Lately I've written a lot about speck, seeing as our first batch just got finished.
Bill Burge, a St. Louis food blogger, got to taste our speck. As he tweeted:
Just ate that @woolypigs bacon--uncooked as suggested. Pretty damn good. Reminded of me of @cookingkids lop yuk a little w/ better porkYes, our speck is very good, and yes Mangalitsa fat is very different from other pig fat. At least, that's what the chemical analysis says.
As an aside, I ate off 2 other slabs of bacon I have to gauge fat texture--1 red wattle, 1 duroc cross. There's definitely a difference...
I'd never heard of "lop yuk", so I did some research. It sounds like the Chinese expression for speck or "cured pork" - particularly belly. I'd not heard of lop yuk (Chinese bacon) - but here's some info about it.

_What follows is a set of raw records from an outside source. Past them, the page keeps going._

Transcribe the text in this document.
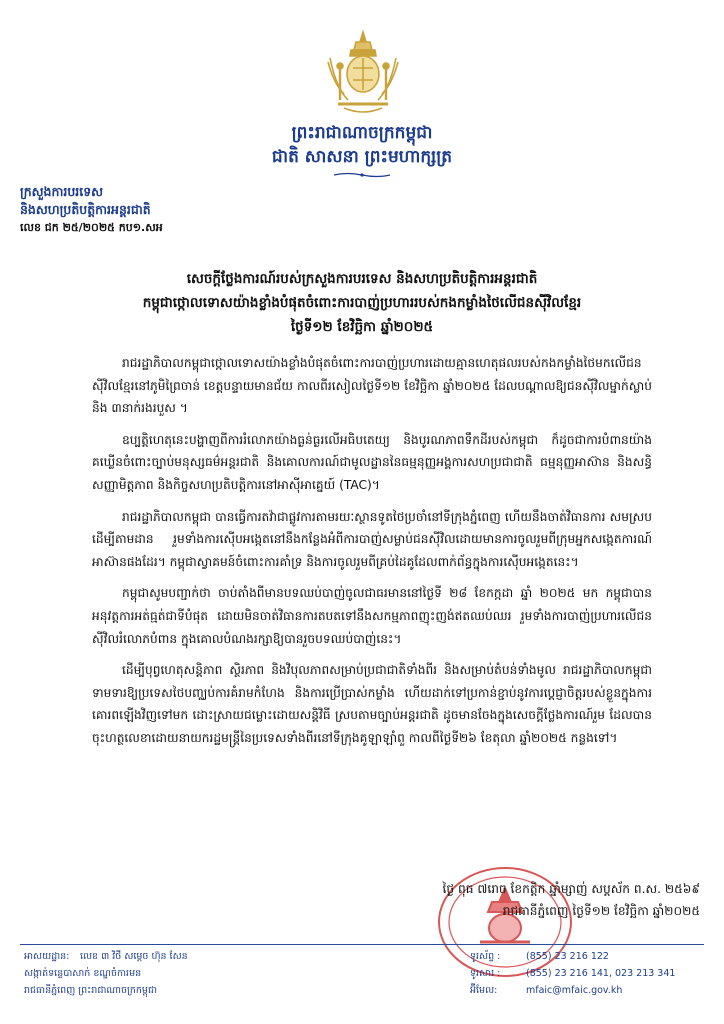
ព្រះរាជាណាចក្រកម្ពុជា
ជាតិ សាសនា ព្រះមហាក្សត្រ
ក្រសួងការបរទេស
និងសហប្រតិបត្តិការអន្តរជាតិ
លេខ ជក ២៥/២០២៥ កប១.សអ
សេចក្តីថ្លែងការណ៍របស់ក្រសួងការបរទេស និងសហប្រតិបត្តិការអន្តរជាតិ
កម្ពុជាថ្កោលទោសយ៉ាងខ្លាំងបំផុតចំពោះការបាញ់ប្រហាររបស់កងកម្លាំងថៃលើជនស៊ីវិលខ្មែរ
ថ្ងៃទី១២ ខែវិច្ឆិកា ឆ្នាំ២០២៥

រាជរដ្ឋាភិបាលកម្ពុជាថ្កោលទោសយ៉ាងខ្លាំងបំផុតចំពោះការបាញ់ប្រហារដោយគ្មានហេតុផលរបស់កងកម្លាំងថៃមកលើជនស៊ីវិលខ្មែរនៅភូមិព្រៃចាន់ ខេត្តបន្ទាយមានជ័យ កាលពីរសៀលថ្ងៃទី១២ ខែវិច្ឆិកា ឆ្នាំ២០២៥ ដែលបណ្តាលឱ្យជនស៊ីវិលម្នាក់ស្លាប់ និង ៣នាក់រងរបួស ។

ឧប្បត្តិហេតុនេះបង្ហាញពីការរំលោភយ៉ាងធ្ងន់ធ្ងរលើអធិបតេយ្យ និងបូរណភាពទឹកដីរបស់កម្ពុជា ក៏ដូចជាការបំពានយ៉ាងគឃ្លើនចំពោះច្បាប់មនុស្សធម៌អន្តរជាតិ និងគោលការណ៍ជាមូលដ្ឋាននៃធម្មនុញ្ញអង្គការសហប្រជាជាតិ ធម្មនុញ្ញអាស៊ាន និងសន្ធិសញ្ញាមិត្តភាព និងកិច្ចសហប្រតិបត្តិការនៅអាស៊ីអាគ្នេយ៍ (TAC)។

រាជរដ្ឋាភិបាលកម្ពុជា បានធ្វើការតវ៉ាជាផ្លូវការតាមរយៈស្ថានទូតថៃប្រចាំនៅទីក្រុងភ្នំពេញ ហើយនឹងចាត់វិធានការ សមស្របដើម្បីតាមដាន រួមទាំងការស៊ើបអង្កេតនៅនឹងកន្លែងអំពីការបាញ់សម្លាប់ជនស៊ីវិលដោយមានការចូលរួមពីក្រុមអ្នកសង្កេតការណ៍អាស៊ានផងដែរ។ កម្ពុជាស្វាគមន៍ចំពោះការគាំទ្រ និងការចូលរួមពីគ្រប់ដៃគូដែលពាក់ព័ន្ធក្នុងការស៊ើបអង្កេតនេះ។

កម្ពុជាសូមបញ្ជាក់ថា ចាប់តាំងពីមានបទឈប់បាញ់ចូលជាធរមាននៅថ្ងៃទី ២៨ ខែកក្កដា ឆ្នាំ ២០២៥ មក កម្ពុជាបានអនុវត្តការអត់ធ្មត់ជាទីបំផុត ដោយមិនចាត់វិធានការតបតទៅនឹងសកម្មភាពញុះញង់ឥតឈប់ឈរ រួមទាំងការបាញ់ប្រហារលើជនស៊ីវិលរំលោភបំពាន ក្នុងគោលបំណងរក្សាឱ្យបានរួចបទឈប់បាញ់នេះ។

ដើម្បីបុព្វហេតុសន្តិភាព ស្ថិរភាព និងវិបុលភាពសម្រាប់ប្រជាជាតិទាំងពីរ និងសម្រាប់តំបន់ទាំងមូល រាជរដ្ឋាភិបាលកម្ពុជាទាមទារឱ្យប្រទេសថៃបញ្ឈប់ការគំរាមកំហែង និងការប្រើប្រាស់កម្លាំង ហើយដាក់ទៅប្រកាន់ខ្ជាប់នូវការប្តេជ្ញាចិត្តរបស់ខ្លួនក្នុងការគោរពឡើងវិញទៅមក ដោះស្រាយជម្លោះដោយសន្តិវិធី ស្របតាមច្បាប់អន្តរជាតិ ដូចមានចែងក្នុងសេចក្តីថ្លែងការណ៍រួម ដែលបានចុះហត្ថលេខាដោយនាយករដ្ឋមន្ត្រីនៃប្រទេសទាំងពីរនៅទីក្រុងគូឡាឡាំពួ កាលពីថ្ងៃទី២៦ ខែតុលា ឆ្នាំ២០២៥ កន្លងទៅ។

ថ្ងៃ ពុធ ៧រោច ខែកត្តិក ឆ្នាំម្សាញ់ សប្តស័ក ព.ស. ២៥៦៩
រាជធានីភ្នំពេញ ថ្ងៃទី១២ ខែវិច្ឆិកា ឆ្នាំ២០២៥
អាសយដ្ឋាន: លេខ ៣ វិថី សម្តេច ហ៊ុន សែន
សង្កាត់ទន្លេបាសាក់ ខណ្ឌចំការមន
រាជធានីភ្នំពេញ ព្រះរាជាណាចក្រកម្ពុជា
ទូរស័ព្ទ :	(855) 23 216 122
ទូរសារ :	(855) 23 216 141, 023 213 341
អ៊ីមែល:	mfaic@mfaic.gov.kh
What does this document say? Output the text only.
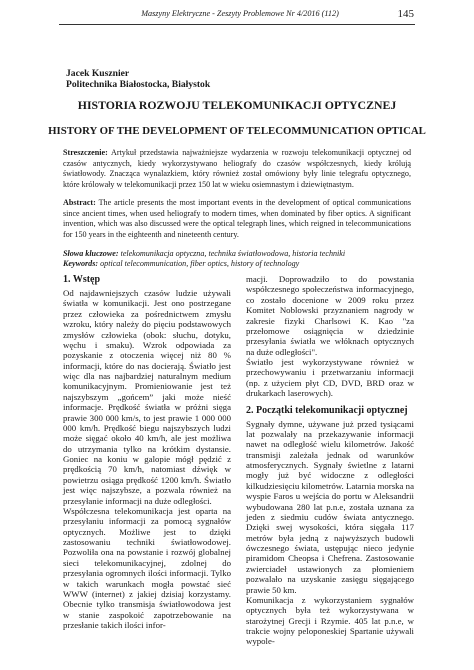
Maszyny Elektryczne - Zeszyty Problemowe Nr 4/2016 (112)	145
Jacek Kusznier
Politechnika Białostocka, Białystok
HISTORIA ROZWOJU TELEKOMUNIKACJI OPTYCZNEJ
HISTORY OF THE DEVELOPMENT OF TELECOMMUNICATION OPTICAL

Streszczenie: Artykuł przedstawia najważniejsze wydarzenia w rozwoju telekomunikacji optycznej od czasów antycznych, kiedy wykorzystywano heliografy do czasów współczesnych, kiedy królują światłowody. Znacząca wynalazkiem, który również został omówiony były linie telegrafu optycznego, które królowały w telekomunikacji przez 150 lat w wieku osiemnastym i dziewiętnastym.

Abstract: The article presents the most important events in the development of optical communications since ancient times, when used heliografy to modern times, when dominated by fiber optics. A significant invention, which was also discussed were the optical telegraph lines, which reigned in telecommunications for 150 years in the eighteenth and nineteenth century.

Słowa kluczowe: telekomunikacja optyczna, technika światłowodowa, historia techniki
Keywords: optical telecommunication, fiber optics, history of technology
1. Wstęp

Od najdawniejszych czasów ludzie używali światła w komunikacji. Jest ono postrzegane przez człowieka za pośrednictwem zmysłu wzroku, który należy do pięciu podstawowych zmysłów człowieka (obok: słuchu, dotyku, węchu i smaku). Wzrok odpowiada za pozyskanie z otoczenia więcej niż 80 % informacji, które do nas docierają. Światło jest więc dla nas najbardziej naturalnym medium komunikacyjnym. Promieniowanie jest też najszybszym „gońcem” jaki może nieść informacje. Prędkość światła w próżni sięga prawie 300 000 km/s, to jest prawie 1 000 000 000 km/h. Prędkość biegu najszybszych ludzi może sięgać około 40 km/h, ale jest możliwa do utrzymania tylko na krótkim dystansie. Goniec na koniu w galopie mógł pędzić z prędkością 70 km/h, natomiast dźwięk w powietrzu osiąga prędkość 1200 km/h. Światło jest więc najszybsze, a pozwala również na przesyłanie informacji na duże odległości.

Współczesna telekomunikacja jest oparta na przesyłaniu informacji za pomocą sygnałów optycznych. Możliwe jest to dzięki zastosowaniu techniki światłowodowej. Pozwoliła ona na powstanie i rozwój globalnej sieci telekomunikacyjnej, zdolnej do przesyłania ogromnych ilości informacji. Tylko w takich warunkach mogła powstać sieć WWW (internet) z jakiej dzisiaj korzystamy. Obecnie tylko transmisja światłowodowa jest w stanie zaspokoić zapotrzebowanie na przesłanie takich ilości infor-

macji. Doprowadziło to do powstania współczesnego społeczeństwa informacyjnego, co zostało docenione w 2009 roku przez Komitet Noblowski przyznaniem nagrody w zakresie fizyki Charlsowi K. Kao "za przełomowe osiągnięcia w dziedzinie przesyłania światła we włóknach optycznych na duże odległości".

Światło jest wykorzystywane również w przechowywaniu i przetwarzaniu informacji (np. z użyciem płyt CD, DVD, BRD oraz w drukarkach laserowych).

2. Początki telekomunikacji optycznej

Sygnały dymne, używane już przed tysiącami lat pozwalały na przekazywanie informacji nawet na odległość wielu kilometrów. Jakość transmisji zależała jednak od warunków atmosferycznych. Sygnały świetlne z latarni mogły już być widoczne z odległości kilkudziesięciu kilometrów. Latarnia morska na wyspie Faros u wejścia do portu w Aleksandrii wybudowana 280 lat p.n.e, została uznana za jeden z siedmiu cudów świata antycznego. Dzięki swej wysokości, która sięgała 117 metrów była jedną z najwyższych budowli ówczesnego świata, ustępując nieco jedynie piramidom Cheopsa i Chefrena. Zastosowanie zwierciadeł ustawionych za płomieniem pozwalało na uzyskanie zasięgu sięgającego prawie 50 km.

Komunikacja z wykorzystaniem sygnałów optycznych była też wykorzystywana w starożytnej Grecji i Rzymie. 405 lat p.n.e, w trakcie wojny peloponeskiej Spartanie używali wypole-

I'm fascinated by Chinese charcuterie. They have us beat by a few thousand years on pig breeds and products like ham, fermented sausages (e.g. salami) and bacon.
If you look at FAO's map of pig population density, you can see there's a belt that stretches from China to Europe. In that zone, you can find products like bacon, lop yuk, ham, salami, etc. Although the processes will be the same (kill the germs, dry out the pork to reduce water activity and stop further germ growth), the spices used to season the cured pork, and whether or not there's smoke on the product, will vary from place to place.
For example, the photo at top shows Bachenspeck, a typical Austrian product. It isn't made with soy sauce and other typical Chinese ingredients, but it has a lot in common with lop yuk: they are both cured and dried pork products. Someone looking for lop yuk would recognize Bachenspeck as a similar yet different product. Conceivably one could do for the other in a pinch.
This explains why the market for high quality cured pork products is a global one - e.g. this is why "mangalica szalami" is now marketed in Asia.